Dice el gran Gonzalo Suárez que hay que inventar la realidad, igual que la inventábamos de niños. No puedo estar más de acuerdo. Sé que, a estas alturas, es más difícil, pero ¿qué no lo es? En realidad, quizá más aún en la adolescencia que en la niñez, ante aquel paisaje gris que no se correspondía en absoluto con nuestros deseos e inquietudes, algunos era lo que hacíamos. Inventar la realidad. Colorearla. Darle sentido. Nada como la literatura y el cine para ello. No sólo cuando estábamos leyendo o viendo una película en la penumbra de una sala o del salón de la casa de nuestros padres, sino después. Cuando ya habíamos cerrado el libro o los títulos de crédito habían aparecido en la pantalla y sonaba una música y las luces de la sala empezaban a encenderse, o nuestro padre irrumpía en el salón para decirnos que ya era hora de que nos fuéramos para la cama. Ahí venía lo bueno. Ahí siempre salían las cosas como tú querías, como deseabas. Inventando la realidad. Coloreándola. Dándole sentido. No había mejor cosa. Escribiendo, claro, también inventabas la realidad, la que a ti te interesaba. Qué placer. Habitar en aquellos mundos que imaginabas y plasmabas en un papel. Ahí podía suceder todo lo que revoloteaba por tu cabeza. No había límites. El resto del mundo podía quedarse fuera, donde mejor le apeteciese, no me interesaba. Que un chico te gustaba y no te hacía caso o no era gay, qué importaba (bueno, sí importaba), en la historia que tú inventabas, aunque terminase mal (dependiendo de la tendencia al drama del momento), sí lo hacía.

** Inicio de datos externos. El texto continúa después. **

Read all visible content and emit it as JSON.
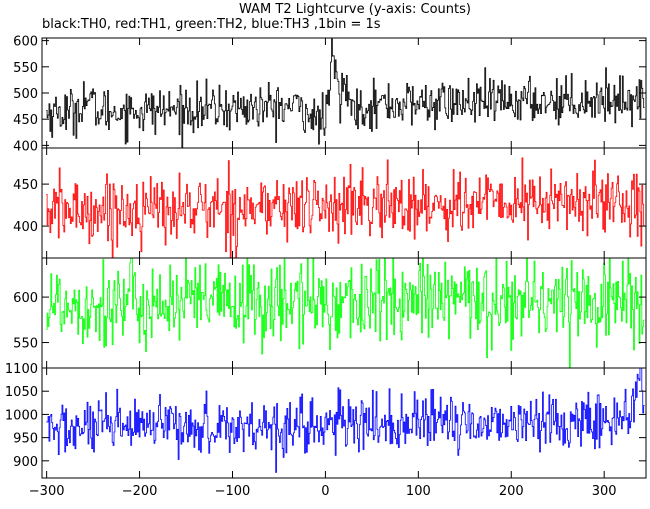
{
  "title": "WAM T2 Lightcurve (y-axis: Counts)",
  "subtitle": "black:TH0, red:TH1, green:TH2, blue:TH3 ,1bin = 1s",
  "chart_data": {
    "type": "line",
    "xlim": [
      -305,
      345
    ],
    "x_ticks": [
      -300,
      -200,
      -100,
      0,
      100,
      200,
      300
    ],
    "bin_seconds": 1,
    "panels": [
      {
        "name": "TH0",
        "color": "#000000",
        "ylim": [
          395,
          605
        ],
        "y_ticks": [
          400,
          450,
          500,
          550,
          600
        ],
        "mean": 462,
        "noise": 22,
        "trend_end": 28,
        "features": [
          {
            "type": "burst",
            "x_start": 5,
            "x_peak": 7,
            "x_end": 30,
            "peak": 605
          },
          {
            "type": "bump",
            "x_center": -258,
            "width": 8,
            "height": 25
          },
          {
            "type": "dip",
            "x_center": -8,
            "width": 10,
            "depth": 30
          }
        ]
      },
      {
        "name": "TH1",
        "color": "#ff0000",
        "ylim": [
          362,
          493
        ],
        "y_ticks": [
          400,
          450
        ],
        "mean": 418,
        "noise": 20,
        "trend_end": 12,
        "features": []
      },
      {
        "name": "TH2",
        "color": "#00ff00",
        "ylim": [
          522,
          643
        ],
        "y_ticks": [
          550,
          600
        ],
        "mean": 592,
        "noise": 24,
        "trend_end": 6,
        "features": []
      },
      {
        "name": "TH3",
        "color": "#0000ff",
        "ylim": [
          863,
          1100
        ],
        "y_ticks": [
          900,
          950,
          1000,
          1050,
          1100
        ],
        "mean": 968,
        "noise": 30,
        "trend_end": 20,
        "features": [
          {
            "type": "burst",
            "x_start": 330,
            "x_peak": 340,
            "x_end": 345,
            "peak": 1095
          }
        ]
      }
    ]
  }
}
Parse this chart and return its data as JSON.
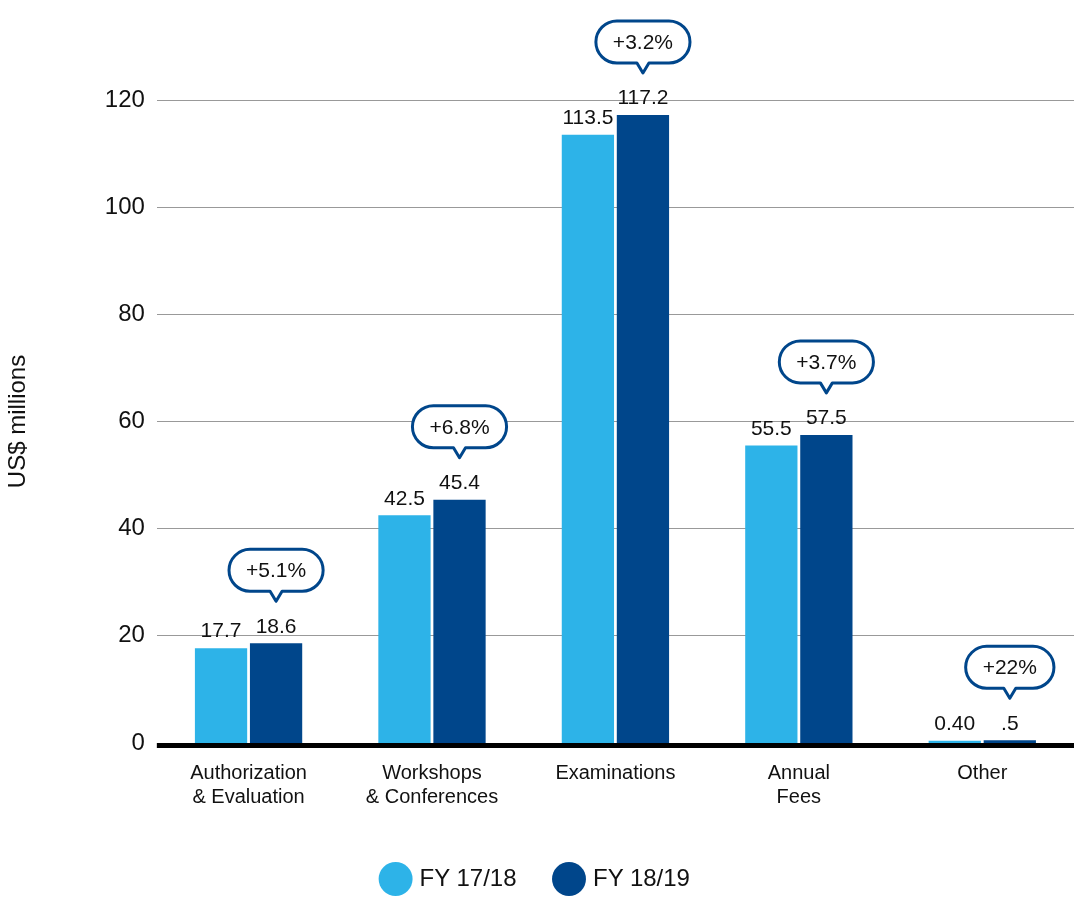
{
  "chart_data": {
    "type": "bar",
    "ylabel": "US$ millions",
    "categories": [
      "Authorization\n& Evaluation",
      "Workshops\n& Conferences",
      "Examinations",
      "Annual\nFees",
      "Other"
    ],
    "series": [
      {
        "name": "FY 17/18",
        "color": "#2db3e8",
        "values": [
          17.7,
          42.5,
          113.5,
          55.5,
          0.4
        ],
        "value_labels": [
          "17.7",
          "42.5",
          "113.5",
          "55.5",
          "0.40"
        ]
      },
      {
        "name": "FY 18/19",
        "color": "#00468b",
        "values": [
          18.6,
          45.4,
          117.2,
          57.5,
          0.5
        ],
        "value_labels": [
          "18.6",
          "45.4",
          "117.2",
          "57.5",
          ".5"
        ]
      }
    ],
    "ylim": [
      0,
      120
    ],
    "yticks": [
      0,
      20,
      40,
      60,
      80,
      100,
      120
    ],
    "grid": "y",
    "legend": "bottom",
    "annotations": [
      "+5.1%",
      "+6.8%",
      "+3.2%",
      "+3.7%",
      "+22%"
    ]
  }
}
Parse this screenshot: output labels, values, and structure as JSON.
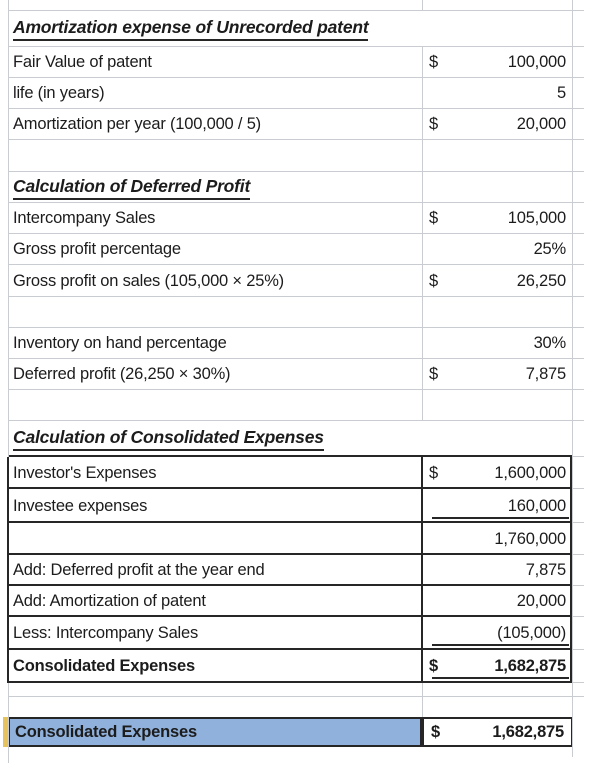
{
  "colors": {
    "highlight_fill": "#8FB1DC",
    "accent_yellow": "#E6C35C",
    "grid_line": "#c9cdd1",
    "border_dark": "#262626",
    "text": "#1c1c1c"
  },
  "sections": [
    {
      "title": "Amortization expense of Unrecorded patent"
    },
    {
      "title": "Calculation of Deferred Profit"
    },
    {
      "title": "Calculation of Consolidated Expenses"
    }
  ],
  "rows": [
    {
      "type": "spacer",
      "h": 11,
      "line": "light",
      "name": "row-spacer-top"
    },
    {
      "type": "heading",
      "h": 36,
      "line": "light",
      "text": "Amortization expense of Unrecorded patent",
      "name": "row-section1-heading"
    },
    {
      "type": "data",
      "h": 31,
      "line": "light",
      "label": "Fair Value of patent",
      "cur": "$",
      "val": "100,000",
      "name": "row-fair-value"
    },
    {
      "type": "data",
      "h": 31,
      "line": "light",
      "label": "life (in years)",
      "cur": "",
      "val": "5",
      "name": "row-life-years"
    },
    {
      "type": "data",
      "h": 31,
      "line": "light",
      "label": "Amortization per year (100,000 / 5)",
      "cur": "$",
      "val": "20,000",
      "name": "row-amortization-per-year"
    },
    {
      "type": "spacer",
      "h": 32,
      "line": "light",
      "name": "row-empty"
    },
    {
      "type": "heading",
      "h": 31,
      "line": "light",
      "text": "Calculation of Deferred Profit",
      "name": "row-section2-heading"
    },
    {
      "type": "data",
      "h": 31,
      "line": "light",
      "label": "Intercompany Sales",
      "cur": "$",
      "val": "105,000",
      "name": "row-intercompany-sales"
    },
    {
      "type": "data",
      "h": 31,
      "line": "light",
      "label": "Gross profit percentage",
      "cur": "",
      "val": "25%",
      "name": "row-gross-profit-percentage"
    },
    {
      "type": "data",
      "h": 32,
      "line": "light",
      "label": "Gross profit on sales (105,000 × 25%)",
      "cur": "$",
      "val": "26,250",
      "name": "row-gross-profit-on-sales"
    },
    {
      "type": "spacer",
      "h": 31,
      "line": "light",
      "name": "row-empty"
    },
    {
      "type": "data",
      "h": 31,
      "line": "light",
      "label": "Inventory on hand percentage",
      "cur": "",
      "val": "30%",
      "name": "row-inventory-percentage"
    },
    {
      "type": "data",
      "h": 31,
      "line": "light",
      "label": "Deferred profit (26,250 × 30%)",
      "cur": "$",
      "val": "7,875",
      "name": "row-deferred-profit"
    },
    {
      "type": "spacer",
      "h": 31,
      "line": "light",
      "name": "row-empty"
    },
    {
      "type": "heading",
      "h": 36,
      "line": "dark",
      "text": "Calculation of Consolidated Expenses",
      "name": "row-section3-heading"
    },
    {
      "type": "data",
      "h": 32,
      "line": "dark",
      "label": "Investor's Expenses",
      "cur": "$",
      "val": "1,600,000",
      "name": "row-investors-expenses"
    },
    {
      "type": "data",
      "h": 34,
      "line": "dark",
      "label": "Investee expenses",
      "cur": "",
      "val": "160,000",
      "underline": true,
      "name": "row-investee-expenses"
    },
    {
      "type": "data",
      "h": 32,
      "line": "dark",
      "label": "",
      "cur": "",
      "val": "1,760,000",
      "name": "row-expenses-subtotal"
    },
    {
      "type": "data",
      "h": 31,
      "line": "dark",
      "label": "Add: Deferred profit at the year end",
      "cur": "",
      "val": "7,875",
      "name": "row-add-deferred-profit"
    },
    {
      "type": "data",
      "h": 31,
      "line": "dark",
      "label": "Add: Amortization of patent",
      "cur": "",
      "val": "20,000",
      "name": "row-add-amortization"
    },
    {
      "type": "data",
      "h": 33,
      "line": "dark",
      "label": "Less: Intercompany Sales",
      "cur": "",
      "val": "(105,000)",
      "underline": true,
      "name": "row-less-intercompany-sales"
    },
    {
      "type": "data",
      "h": 33,
      "line": "dark",
      "label": "Consolidated Expenses",
      "cur": "$",
      "val": "1,682,875",
      "bold": true,
      "underline": true,
      "name": "row-consolidated-expenses-total"
    },
    {
      "type": "spacer",
      "h": 14,
      "line": "light",
      "name": "row-empty"
    },
    {
      "type": "spacer",
      "h": 20,
      "line": "none",
      "name": "row-empty"
    },
    {
      "type": "highlight",
      "h": 30,
      "line": "none",
      "label": "Consolidated Expenses",
      "cur": "$",
      "val": "1,682,875",
      "bold": true,
      "name": "row-consolidated-expenses-highlight"
    },
    {
      "type": "spacer",
      "h": 24,
      "line": "none",
      "name": "row-spacer-bottom"
    }
  ]
}
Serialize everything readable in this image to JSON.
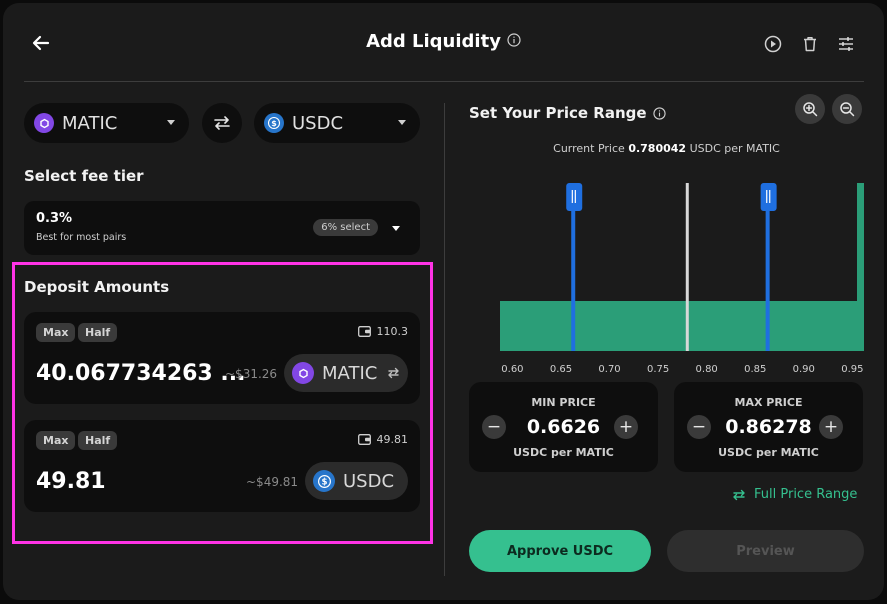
{
  "header": {
    "title": "Add Liquidity"
  },
  "token_pair": {
    "token_a": "MATIC",
    "token_b": "USDC"
  },
  "fee_tier": {
    "heading": "Select fee tier",
    "value": "0.3%",
    "description": "Best for most pairs",
    "select_chip": "6% select"
  },
  "deposit": {
    "heading": "Deposit Amounts",
    "rows": [
      {
        "max_label": "Max",
        "half_label": "Half",
        "balance": "110.3",
        "amount": "40.067734263 ...",
        "usd": "~$31.26",
        "token": "MATIC"
      },
      {
        "max_label": "Max",
        "half_label": "Half",
        "balance": "49.81",
        "amount": "49.81",
        "usd": "~$49.81",
        "token": "USDC"
      }
    ]
  },
  "price_range": {
    "heading": "Set Your Price Range",
    "current_label": "Current Price",
    "current_value": "0.780042",
    "current_unit": "USDC per MATIC",
    "axis_ticks": [
      "0.60",
      "0.65",
      "0.70",
      "0.75",
      "0.80",
      "0.85",
      "0.90",
      "0.95"
    ],
    "min_caption": "MIN PRICE",
    "min_value": "0.6626",
    "min_unit": "USDC per MATIC",
    "max_caption": "MAX PRICE",
    "max_value": "0.86278",
    "max_unit": "USDC per MATIC",
    "full_range_label": "Full Price Range",
    "minus_symbol": "−",
    "plus_symbol": "+"
  },
  "chart_data": {
    "type": "area",
    "x_range": [
      0.58,
      0.962
    ],
    "current_price": 0.780042,
    "range_min": 0.6626,
    "range_max": 0.86278,
    "liquidity_colors": {
      "range": "#2b9e78",
      "handle": "#1f6fe0",
      "current": "#d8d8d8"
    }
  },
  "actions": {
    "approve_label": "Approve USDC",
    "preview_label": "Preview"
  },
  "colors": {
    "accent": "#35c08f",
    "highlight_border": "#ff33e6",
    "panel_bg": "#1b1b1b"
  }
}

He pensado en ello estos días en los que Robert De Niro ha cumplido 70 años (qué vértigo, el tiempo, una vez más). Hace 20 años, más o menos, había un chico mucho mayor que yo que me gustaba y que se parecía a Robert De Niro. Nunca me hizo el más mínimo caso. Cosas que pasan. Pero no importaba (bueno, sí): ahí estaba el verdadero, en la sala de cine, esperándome. A mi amiga María, que también estaba enamorada de Robert (del auténtico) y a mí. No había película suya que me perdiese. El Robert De Niro auténtico me hacía olvidar al otro, que, si me fijaba bien, tampoco se parecía tanto. Luego, en mis relatos, en la imaginación, volvía a parecerse. Y mucho. El chico que me gustaba era un calco del auténtico Robert (se parecía bastante, siendo sinceros). Y así, la realidad, la que inventaba por las noches, hacía que la otra, la que tocaba vivir, fuese más llevadera. Todo el mundo ha pasado por ello, supongo. Cuando, a principios de mes, me compraba el Fotogramas y anunciaban una película de De Niro, no hacía más que contar los días para ir a verla. El viernes, en la primera sesión, allí estaba yo. Era uno de esos actores que, hiciese lo que hiciese, nunca dejaba de ir a ver sus películas. Por sí mismo y por la fantasía que me provocaba. Durante un tiempo, siendo honestos, más por la fantasía.
Los años fueron pasando y Robert De Niro fue envejeciendo y el chico que se parecía a Robert De Niro, también. Luego, reales o platónicos, vinieron otros amores (¡qué lejano parece todo eso!). Pero ésa ya es otra historia. Quizá algún día la escriba: inventando la realidad, desde luego.